"As a child I longed for light as I wandered the dark, dense woods behind our house in suburban Boston. Stone walls snaked in every direction, evidence of the early farmers need to create open space so that their crops could grow and animals graze. The Missouri family farm was and is a whole different ballgame. The long, wide, flat horizons seem to bring the sky closer to earth. The squared off order of the fields and roads give everything a kind of compositional clarity. The visual structure and intensity of the sky's light has a visual power lacking in the east. To look up and be startled by a quickly approaching dark purple thunder storm, the soft pinks and yellows of a winter sunrise, or a swarm of cliff swallows feasting on a new hatch of mayflies above the Missouri River is to feel connected to the larger world. These paintings are a celebration of those and other joys."
-Max Mason III
A sense of wistful longing and childlike wonder can be found in Max Mason’s landscape oil paintings, depicting mid-Missouri vistas. Well known for his baseball-themed works, Mason has shifted to another quintessentially American subject - the family farm. Mason’s family farm is located in western Missouri, where he spent his summers as a child. He returns frequently to experience the gently rolling plains, rushing turbulent rivers and dramatic storm clouds that grace his expansive landscapes.

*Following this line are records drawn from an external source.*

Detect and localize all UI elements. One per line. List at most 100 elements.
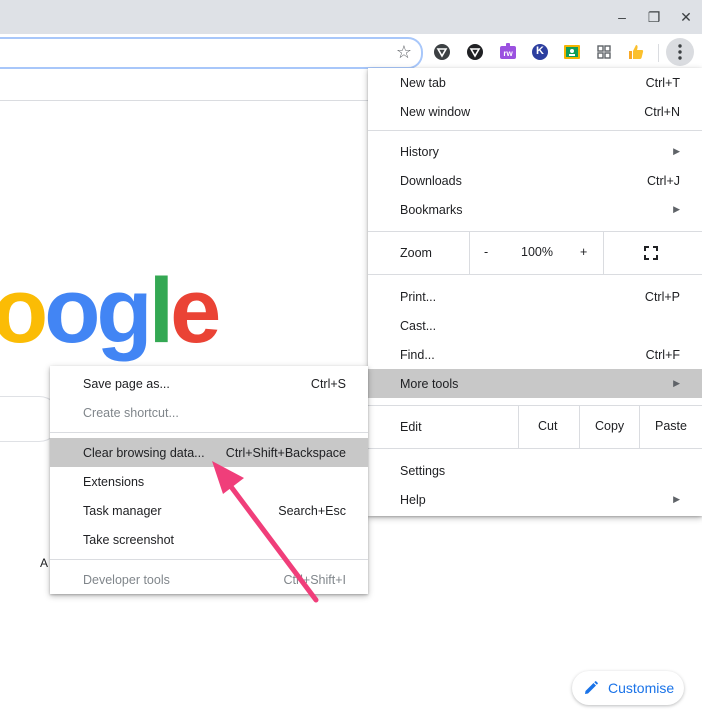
shield-v-icon[interactable] [432, 42, 452, 62]
chrome-menu-button[interactable] [666, 38, 694, 66]
submenu-item-create-shortcut[interactable]: Create shortcut... [50, 398, 368, 427]
customise-label: Customise [608, 680, 675, 696]
menu-item-label: Save page as... [83, 376, 170, 391]
menu-item-settings[interactable]: Settings [368, 456, 702, 485]
menu-item-label: Settings [400, 463, 446, 478]
title-bar: – ❐ ✕ [0, 0, 702, 34]
menu-separator [368, 274, 702, 275]
menu-item-label: Find... [400, 347, 435, 362]
shortcut-text: Ctrl+J [647, 173, 680, 188]
chrome-main-menu: New tab Ctrl+T New window Ctrl+N History… [368, 68, 702, 516]
page-divider [0, 100, 368, 101]
shortcut-text: Ctrl+S [310, 376, 346, 391]
pencil-icon [585, 681, 598, 694]
submenu-item-take-screenshot[interactable]: Take screenshot [50, 525, 368, 554]
menu-item-cast[interactable]: Cast... [368, 311, 702, 340]
submenu-arrow-icon: ▶ [673, 494, 680, 504]
shortcut-text: Ctrl+T [645, 75, 680, 90]
menu-item-find[interactable]: Find... Ctrl+F [368, 340, 702, 369]
shortcut-text: Ctrl+N [644, 104, 680, 119]
cut-button[interactable]: Cut [538, 419, 557, 433]
zoom-divider [603, 232, 604, 274]
edit-divider [518, 406, 519, 448]
zoom-divider [469, 232, 470, 274]
zoom-in-button[interactable]: + [580, 245, 587, 259]
copy-button[interactable]: Copy [595, 419, 624, 433]
menu-item-label: New window [400, 104, 471, 119]
close-icon[interactable]: ✕ [676, 8, 696, 26]
menu-item-label: Print... [400, 289, 437, 304]
menu-item-edit: Edit [368, 406, 702, 448]
shortcut-text: Search+Esc [278, 503, 346, 518]
menu-separator [50, 432, 368, 433]
menu-item-help[interactable]: Help ▶ [368, 485, 702, 514]
menu-separator [368, 448, 702, 449]
submenu-arrow-icon: ▶ [673, 146, 680, 156]
k-label: K [536, 45, 544, 57]
menu-item-more-tools[interactable]: More tools ▶ [368, 369, 702, 398]
menu-item-label: Bookmarks [400, 202, 463, 217]
logo-letter: g [96, 260, 152, 362]
menu-item-label: Task manager [83, 503, 162, 518]
shortcut-text: Ctrl+Shift+I [283, 572, 346, 587]
menu-item-history[interactable]: History ▶ [368, 137, 702, 166]
zoom-out-button[interactable]: - [484, 245, 488, 259]
submenu-item-developer-tools[interactable]: Developer tools Ctrl+Shift+I [50, 565, 368, 594]
shortcut-label[interactable]: A [40, 556, 48, 570]
menu-item-label: Zoom [400, 246, 432, 260]
menu-item-label: New tab [400, 75, 446, 90]
edit-divider [579, 406, 580, 448]
logo-letter: l [148, 260, 174, 362]
paste-button[interactable]: Paste [655, 419, 687, 433]
menu-item-label: Developer tools [83, 572, 170, 587]
zoom-level: 100% [521, 245, 553, 259]
puzzle-rw-icon[interactable]: rw [498, 42, 518, 62]
menu-item-label: Help [400, 492, 426, 507]
shortcut-text: Ctrl+P [644, 289, 680, 304]
grid-icon[interactable] [594, 42, 614, 62]
submenu-item-clear-browsing-data[interactable]: Clear browsing data... Ctrl+Shift+Backsp… [50, 438, 368, 467]
menu-item-bookmarks[interactable]: Bookmarks ▶ [368, 195, 702, 224]
restore-icon[interactable]: ❐ [644, 8, 664, 26]
menu-item-label: Take screenshot [83, 532, 175, 547]
menu-item-label: More tools [400, 376, 459, 391]
rw-label: rw [503, 49, 513, 58]
menu-item-new-tab[interactable]: New tab Ctrl+T [368, 68, 702, 97]
classroom-icon[interactable] [562, 42, 582, 62]
menu-item-downloads[interactable]: Downloads Ctrl+J [368, 166, 702, 195]
kebab-icon [678, 44, 682, 60]
menu-item-label: Create shortcut... [83, 405, 179, 420]
submenu-item-extensions[interactable]: Extensions [50, 467, 368, 496]
bookmark-star-icon[interactable]: ☆ [394, 42, 414, 62]
menu-item-label: Extensions [83, 474, 145, 489]
address-bar[interactable] [0, 38, 422, 68]
menu-item-label: Cast... [400, 318, 437, 333]
k-icon[interactable]: K [530, 42, 550, 62]
logo-letter: o [0, 260, 48, 362]
menu-item-print[interactable]: Print... Ctrl+P [368, 282, 702, 311]
submenu-arrow-icon: ▶ [673, 378, 680, 388]
submenu-item-save-page[interactable]: Save page as... Ctrl+S [50, 369, 368, 398]
toolbar-divider [658, 44, 659, 62]
menu-separator [368, 130, 702, 131]
toolbar: ☆ rw K [0, 34, 702, 70]
menu-item-new-window[interactable]: New window Ctrl+N [368, 97, 702, 126]
menu-separator [50, 559, 368, 560]
google-logo: oogle [0, 256, 221, 366]
shortcut-text: Ctrl+F [645, 347, 680, 362]
shortcut-text: Ctrl+Shift+Backspace [225, 445, 346, 460]
customise-button[interactable]: Customise [572, 671, 684, 705]
edit-divider [639, 406, 640, 448]
submenu-item-task-manager[interactable]: Task manager Search+Esc [50, 496, 368, 525]
submenu-arrow-icon: ▶ [673, 204, 680, 214]
fullscreen-icon[interactable] [644, 246, 658, 260]
minimize-icon[interactable]: – [612, 8, 632, 26]
menu-item-label: Downloads [400, 173, 462, 188]
menu-item-label: History [400, 144, 439, 159]
menu-item-label: Edit [400, 420, 422, 434]
shield-v-dark-icon[interactable] [465, 42, 485, 62]
menu-item-label: Clear browsing data... [83, 445, 205, 460]
more-tools-submenu: Save page as... Ctrl+S Create shortcut..… [50, 366, 368, 594]
logo-letter: e [170, 260, 221, 362]
thumbs-up-icon[interactable] [626, 42, 646, 62]
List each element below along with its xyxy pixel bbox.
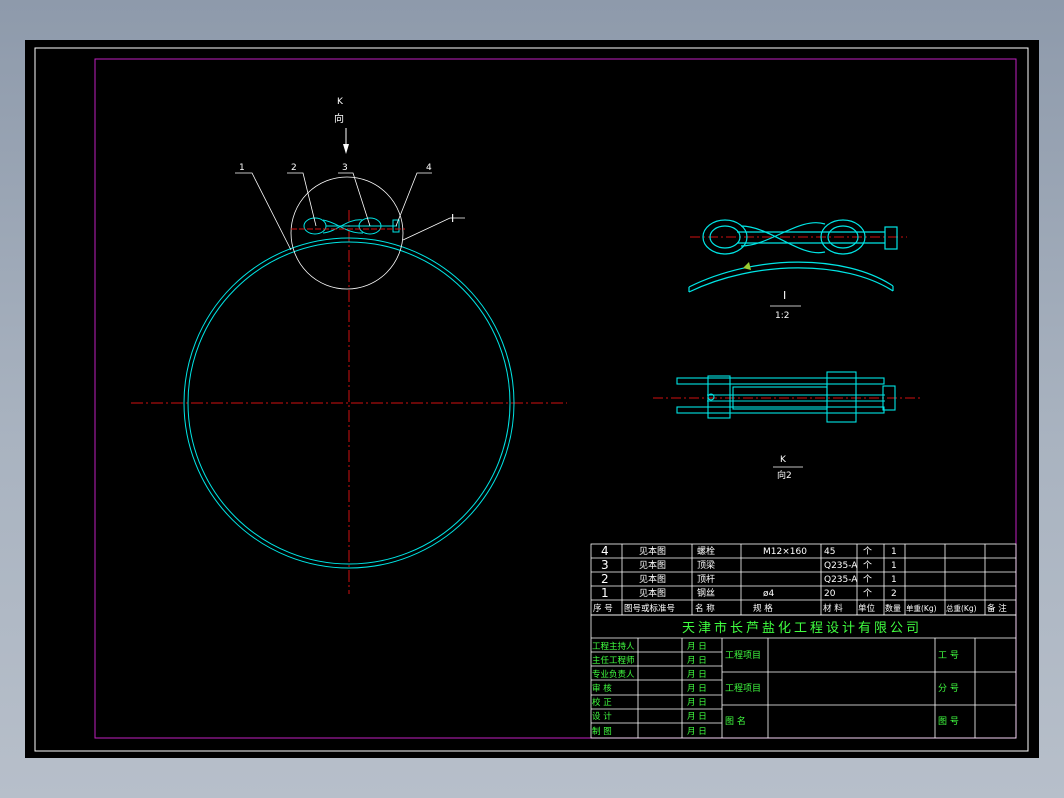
bom-header-single-weight: 单重(Kg) (906, 603, 937, 613)
bom-spec: ø4 (763, 589, 775, 599)
bom-drawing: 见本图 (639, 559, 666, 571)
role-label: 审 核 (592, 683, 612, 694)
work-no-label: 工 号 (938, 650, 959, 661)
bom-spec: M12×160 (763, 547, 807, 557)
date-label: 月 日 (687, 642, 707, 652)
bom-header-qty: 数量 (885, 603, 901, 613)
role-label: 工程主持人 (592, 641, 635, 652)
drawing-name-label: 图 名 (725, 715, 746, 727)
bom-seq: 3 (601, 558, 609, 572)
bom-row: 3 见本图 顶梁 Q235-A 个 1 (601, 558, 897, 572)
date-label: 月 日 (687, 712, 707, 722)
date-label: 月 日 (687, 727, 707, 737)
bom-seq: 2 (601, 572, 609, 586)
detail-marker: I (451, 212, 454, 225)
company-name: 天津市长芦盐化工程设计有限公司 (682, 620, 922, 636)
title-block: 天津市长芦盐化工程设计有限公司 工程主持人 主任工程师 专业负责人 审 核 校 … (590, 614, 1017, 739)
role-label: 专业负责人 (592, 669, 635, 680)
bom-seq: 4 (601, 544, 609, 558)
bom-name: 顶杆 (697, 573, 715, 585)
bom-drawing: 见本图 (639, 573, 666, 585)
bom-material: Q235-A (824, 575, 858, 585)
bom-qty: 2 (891, 589, 897, 599)
drawing-canvas: K 向 1 2 3 4 I I 1:2 K 向2 4 见本图 螺栓 M12×16… (25, 40, 1039, 758)
bom-row: 2 见本图 顶杆 Q235-A 个 1 (601, 572, 897, 586)
date-label: 月 日 (687, 698, 707, 708)
detail-view-scale: 1:2 (775, 311, 789, 321)
bom-header-remark: 备 注 (987, 603, 1007, 614)
role-label: 设 计 (592, 711, 612, 722)
date-label: 月 日 (687, 670, 707, 680)
k-arrow-word: 向 (334, 112, 344, 125)
bom-header-name: 名 称 (695, 603, 715, 614)
bom-name: 钢丝 (697, 587, 715, 599)
bom-header-spec: 规 格 (753, 603, 773, 614)
k-view-name: K (780, 455, 787, 465)
bom-name: 顶梁 (697, 559, 715, 571)
bom-header-seq: 序 号 (593, 603, 613, 614)
k-view: K 向2 (653, 371, 920, 481)
project-label-2: 工程项目 (725, 683, 761, 694)
bom-drawing: 见本图 (639, 545, 666, 557)
date-label: 月 日 (687, 684, 707, 694)
bom-qty: 1 (891, 547, 897, 557)
bom-header: 序 号 图号或标准号 名 称 规 格 材 料 单位 数量 单重(Kg) 总重(K… (593, 603, 1007, 614)
detail-view: I 1:2 (688, 219, 907, 321)
bom-header-material: 材 料 (823, 603, 843, 614)
bom-seq: 1 (601, 586, 609, 600)
balloon-2: 2 (291, 163, 297, 173)
date-label: 月 日 (687, 656, 707, 666)
role-label: 制 图 (592, 726, 612, 737)
bom-unit: 个 (863, 574, 872, 585)
bom-unit: 个 (863, 560, 872, 571)
role-label: 主任工程师 (592, 655, 635, 666)
project-label-1: 工程项目 (725, 650, 761, 661)
detail-view-name: I (783, 289, 786, 302)
bom-name: 螺栓 (697, 545, 715, 557)
balloon-1: 1 (239, 163, 245, 173)
bom-material: 20 (824, 589, 836, 599)
bom-qty: 1 (891, 575, 897, 585)
bom-material: 45 (824, 547, 835, 557)
cad-drawing: K 向 1 2 3 4 I I 1:2 K 向2 4 见本图 螺栓 M12×16… (34, 47, 1029, 752)
bom-drawing: 见本图 (639, 587, 666, 599)
clamp-assembly (291, 217, 405, 235)
balloon-3: 3 (342, 163, 348, 173)
bom-material: Q235-A (824, 561, 858, 571)
balloon-4: 4 (426, 163, 432, 173)
bom-row: 4 见本图 螺栓 M12×160 45 个 1 (601, 544, 897, 558)
bom-qty: 1 (891, 561, 897, 571)
bom-header-total-weight: 总重(Kg) (946, 603, 977, 613)
sub-no-label: 分 号 (938, 683, 959, 694)
main-view: K 向 1 2 3 4 I (131, 97, 567, 594)
bom-row: 1 见本图 钢丝 ø4 20 个 2 (601, 586, 897, 600)
drawing-no-label: 图 号 (938, 716, 959, 727)
bom-unit: 个 (863, 546, 872, 557)
role-label: 校 正 (592, 697, 612, 708)
k-arrow-letter: K (337, 97, 344, 107)
bom-header-drawing: 图号或标准号 (624, 603, 675, 614)
bom-header-unit: 单位 (858, 603, 876, 614)
bom-unit: 个 (863, 588, 872, 599)
k-arrow-head (343, 144, 349, 154)
k-view-caption: 向2 (777, 469, 792, 481)
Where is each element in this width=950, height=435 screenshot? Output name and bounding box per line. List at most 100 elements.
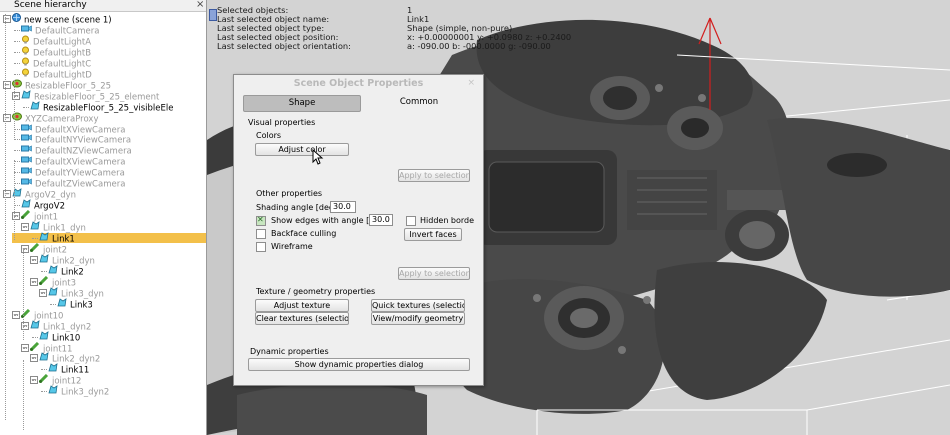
dynamic-properties-heading: Dynamic properties — [250, 347, 329, 356]
tree-item[interactable]: XYZCameraProxy — [12, 112, 206, 124]
tree-connector — [23, 106, 29, 108]
backface-culling-label: Backface culling — [271, 229, 337, 238]
tree-connector — [23, 227, 29, 229]
tree-item[interactable]: Link2 — [48, 265, 206, 277]
tree-connector — [14, 40, 20, 42]
show-dynamic-properties-button[interactable]: Show dynamic properties dialog — [248, 358, 470, 371]
clear-textures-button[interactable]: Clear textures (selection) — [255, 312, 349, 325]
tree-item[interactable]: joint12 — [38, 374, 206, 387]
tree-connector — [32, 281, 38, 283]
tree-item[interactable]: new scene (scene 1) — [12, 13, 206, 26]
show-edges-label: Show edges with angle [de — [271, 216, 380, 225]
tree-item[interactable]: Link10 — [39, 330, 206, 343]
view-modify-geometry-button[interactable]: View/modify geometry — [371, 312, 465, 325]
tree-item[interactable]: DefaultLightB — [21, 46, 206, 58]
texture-geometry-heading: Texture / geometry properties — [256, 287, 376, 296]
tree-guide-line — [23, 360, 24, 430]
tree-connector — [32, 259, 38, 261]
adjust-texture-button[interactable]: Adjust texture — [255, 299, 349, 312]
tree-item[interactable]: DefaultNYViewCamera — [21, 134, 206, 146]
tab-shape[interactable]: Shape — [243, 95, 361, 112]
tree-item[interactable]: Link1 — [12, 232, 206, 245]
shape-icon — [48, 363, 58, 375]
camera-icon — [21, 177, 32, 189]
tree-item[interactable]: DefaultNZViewCamera — [21, 145, 206, 157]
other-properties-heading: Other properties — [256, 189, 323, 198]
shape-icon — [30, 100, 40, 113]
wireframe-checkbox[interactable] — [256, 242, 266, 252]
tree-item[interactable]: Link1_dyn2 — [30, 319, 206, 332]
info-value: a: -090.00 b: -000.0000 g: -090.00 — [407, 41, 551, 51]
tree-item[interactable]: joint1 — [20, 210, 206, 223]
tree-item[interactable]: Link11 — [48, 363, 206, 376]
tree-item[interactable]: joint3 — [38, 275, 206, 288]
quick-textures-button[interactable]: Quick textures (selection) — [371, 299, 465, 312]
tree-connector — [14, 314, 20, 316]
info-key: Last selected object orientation: — [217, 41, 351, 51]
tree-connector — [50, 303, 56, 305]
tree-guide-line — [14, 160, 15, 240]
tree-item[interactable]: DefaultXViewCamera — [21, 156, 206, 168]
tree-guide-line — [23, 250, 24, 340]
tree-item[interactable]: DefaultLightD — [21, 68, 206, 80]
tree-item[interactable]: DefaultLightA — [21, 35, 206, 47]
edge-angle-input[interactable]: 30.0 — [369, 214, 393, 226]
globe-icon — [12, 13, 21, 25]
backface-culling-checkbox[interactable] — [256, 229, 266, 239]
scene-hierarchy-panel: Scene hierarchy × new scene (scene 1) − De… — [0, 0, 207, 435]
tree-item[interactable]: Link2_dyn — [39, 254, 206, 266]
scene-hierarchy-header: Scene hierarchy × — [0, 0, 206, 12]
apply-to-selection-button[interactable]: Apply to selection — [398, 169, 470, 182]
scene-object-properties-dialog: Scene Object Properties × Shape Common V… — [233, 74, 484, 386]
tree-item[interactable]: joint11 — [29, 341, 206, 354]
tree-item[interactable]: ResizableFloor_5_25_element — [21, 89, 206, 102]
tree-connector — [41, 391, 47, 393]
light-icon — [21, 68, 30, 80]
tree-item[interactable]: DefaultCamera — [21, 25, 206, 36]
dialog-title: Scene Object Properties — [293, 78, 424, 89]
tree-item[interactable]: Link3_dyn — [48, 286, 206, 299]
tree-item[interactable]: DefaultZViewCamera — [21, 177, 206, 190]
tree-item[interactable]: DefaultLightC — [21, 57, 206, 69]
mouse-cursor-icon — [312, 149, 324, 165]
tree-connector — [32, 380, 38, 382]
tree-item[interactable]: ResizableFloor_5_25_visibleEle — [30, 100, 206, 113]
shape-icon — [39, 232, 49, 244]
tree-connector — [41, 369, 47, 371]
info-toggle-button[interactable] — [209, 9, 217, 21]
tree-item[interactable]: ArgoV2_dyn — [12, 188, 206, 201]
shape-icon — [57, 297, 67, 310]
close-icon[interactable]: × — [196, 0, 204, 11]
tab-common[interactable]: Common — [364, 95, 474, 110]
hidden-border-checkbox[interactable] — [406, 216, 416, 226]
show-edges-checkbox[interactable] — [256, 215, 266, 226]
tree-connector — [14, 73, 20, 75]
tree-item[interactable]: joint10 — [20, 308, 206, 321]
shape-icon — [39, 330, 49, 343]
tree-connector — [14, 150, 20, 152]
adjust-color-button[interactable]: Adjust color — [255, 143, 349, 156]
close-icon[interactable]: × — [467, 78, 475, 88]
tree-item[interactable]: Link2_dyn2 — [39, 352, 206, 365]
tree-item[interactable]: Link1_dyn — [30, 221, 206, 234]
tree-item-label: Link3_dyn2 — [61, 387, 110, 398]
apply-to-selection-button[interactable]: Apply to selection — [398, 267, 470, 280]
tree-item[interactable]: DefaultXViewCamera — [21, 124, 206, 135]
tree-item[interactable]: Link3_dyn2 — [48, 385, 206, 398]
shading-angle-input[interactable]: 30.0 — [330, 201, 356, 213]
invert-faces-button[interactable]: Invert faces — [404, 228, 462, 241]
tree-item[interactable]: joint2 — [29, 242, 206, 255]
tree-item[interactable]: ArgoV2 — [21, 199, 206, 212]
tree-item[interactable]: Link3 — [57, 297, 206, 310]
tree-guide-line — [14, 80, 15, 140]
tree-item[interactable]: ResizableFloor_5_25 — [12, 79, 206, 91]
wireframe-label: Wireframe — [271, 242, 313, 251]
tree-connector — [32, 336, 38, 338]
shape-icon — [48, 385, 58, 397]
tree-item[interactable]: DefaultYViewCamera — [21, 167, 206, 179]
tree-connector — [23, 347, 29, 349]
tree-connector — [14, 51, 20, 53]
tree-connector — [32, 358, 38, 360]
visual-properties-heading: Visual properties — [248, 118, 316, 127]
tree-guide-line — [5, 14, 6, 420]
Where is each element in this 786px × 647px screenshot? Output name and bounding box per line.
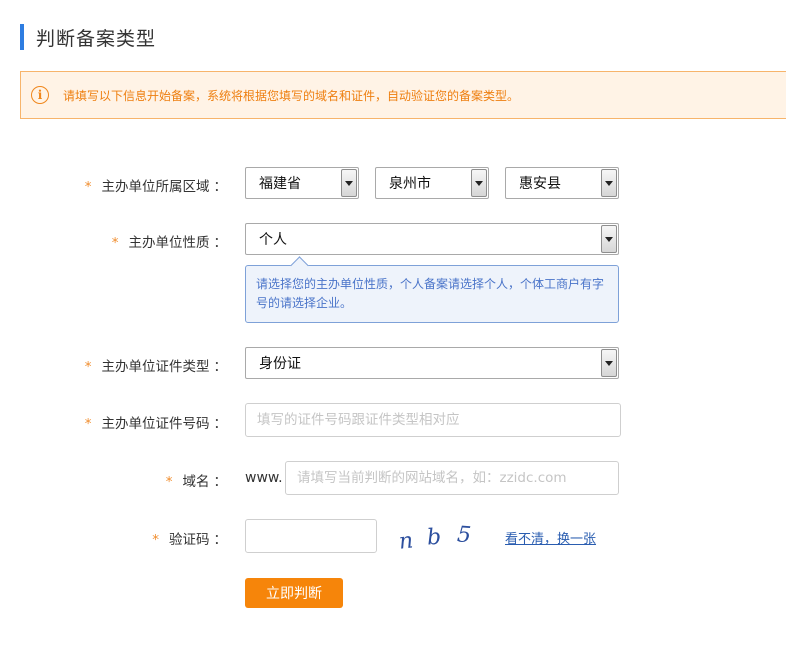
region-label: * 主办单位所属区域：	[85, 175, 227, 195]
label-colon: ：	[213, 359, 228, 375]
required-mark: *	[152, 532, 159, 548]
province-value: 福建省	[259, 176, 301, 192]
info-notice: i 请填写以下信息开始备案，系统将根据您填写的域名和证件，自动验证您的备案类型。	[20, 71, 786, 119]
cert-number-label: * 主办单位证件号码：	[85, 412, 227, 432]
required-mark: *	[84, 416, 92, 432]
captcha-char: b	[426, 525, 442, 551]
county-select[interactable]: 惠安县	[505, 167, 619, 199]
label-colon: ：	[213, 474, 228, 490]
region-label-text: 主办单位所属区域	[101, 179, 210, 195]
page-root: 判断备案类型 i 请填写以下信息开始备案，系统将根据您填写的域名和证件，自动验证…	[0, 0, 786, 647]
captcha-image[interactable]: n b 5	[397, 522, 482, 554]
domain-prefix: www.	[245, 470, 283, 486]
required-mark: *	[84, 179, 92, 195]
label-colon: ：	[213, 179, 228, 195]
required-mark: *	[84, 359, 92, 375]
cert-number-input[interactable]	[245, 403, 621, 437]
county-value: 惠安县	[519, 176, 561, 192]
nature-value: 个人	[259, 232, 287, 248]
city-value: 泉州市	[389, 176, 431, 192]
submit-button[interactable]: 立即判断	[245, 578, 343, 608]
cert-type-select[interactable]: 身份证	[245, 347, 619, 379]
header-accent-bar	[20, 24, 24, 50]
nature-tooltip: 请选择您的主办单位性质，个人备案请选择个人，个体工商户有字号的请选择企业。	[245, 265, 619, 323]
label-colon: ：	[213, 532, 228, 548]
nature-select[interactable]: 个人	[245, 223, 619, 255]
cert-type-label-text: 主办单位证件类型	[101, 359, 210, 375]
nature-label-text: 主办单位性质	[128, 235, 210, 251]
domain-input[interactable]	[285, 461, 619, 495]
required-mark: *	[165, 474, 173, 490]
notice-text: 请填写以下信息开始备案，系统将根据您填写的域名和证件，自动验证您的备案类型。	[63, 88, 520, 103]
captcha-char: 5	[456, 522, 472, 548]
required-mark: *	[111, 235, 119, 251]
label-colon: ：	[213, 416, 228, 432]
cert-type-value: 身份证	[259, 356, 301, 372]
captcha-label-text: 验证码	[169, 532, 210, 548]
chevron-down-icon[interactable]	[601, 169, 617, 197]
refresh-captcha-link[interactable]: 看不清，换一张	[505, 528, 596, 547]
page-title: 判断备案类型	[36, 27, 157, 50]
captcha-label: * 验证码：	[152, 528, 227, 548]
domain-label-text: 域名	[182, 474, 210, 490]
label-colon: ：	[213, 235, 228, 251]
chevron-down-icon[interactable]	[601, 225, 617, 253]
chevron-down-icon[interactable]	[601, 349, 617, 377]
captcha-input[interactable]	[245, 519, 377, 553]
cert-type-label: * 主办单位证件类型：	[85, 355, 227, 375]
captcha-char: n	[398, 528, 415, 554]
cert-number-label-text: 主办单位证件号码	[101, 416, 210, 432]
nature-label: * 主办单位性质：	[112, 231, 227, 251]
info-icon: i	[31, 86, 49, 104]
province-select[interactable]: 福建省	[245, 167, 359, 199]
page-header: 判断备案类型	[20, 24, 156, 50]
chevron-down-icon[interactable]	[471, 169, 487, 197]
city-select[interactable]: 泉州市	[375, 167, 489, 199]
chevron-down-icon[interactable]	[341, 169, 357, 197]
domain-label: * 域名：	[166, 470, 227, 490]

Many of the paintings are dedicated to the large, Midwestern sky, which often takes up more than two-thirds of the canvas. Each work creates a unique mood. Mason uses his expressive brushwork to depict specific, sometimes nameable cloud formations, as well as the transient moment when early evening light disappears into night. The artist’s brushstrokes bounce and curve to create form; they churn and swirl to depict an approaching storm, and they stretch above the viewer to create a canopy of lights and shadows. Long country roads lead toward the horizon and beyond, inviting the viewer into the painting and into a lush, rural world.
Max Mason grew up in Lincoln, Massachusetts. After graduating from Vassar College with a degree in Geology in 1975 he came to Philadelphia in 1981 to study at the University of Pennsylvania with landscape painter Neil Welliver. He is represented by the Gross McCleaf Gallery where he has shown his landscape, still life and baseball paintings since 1985.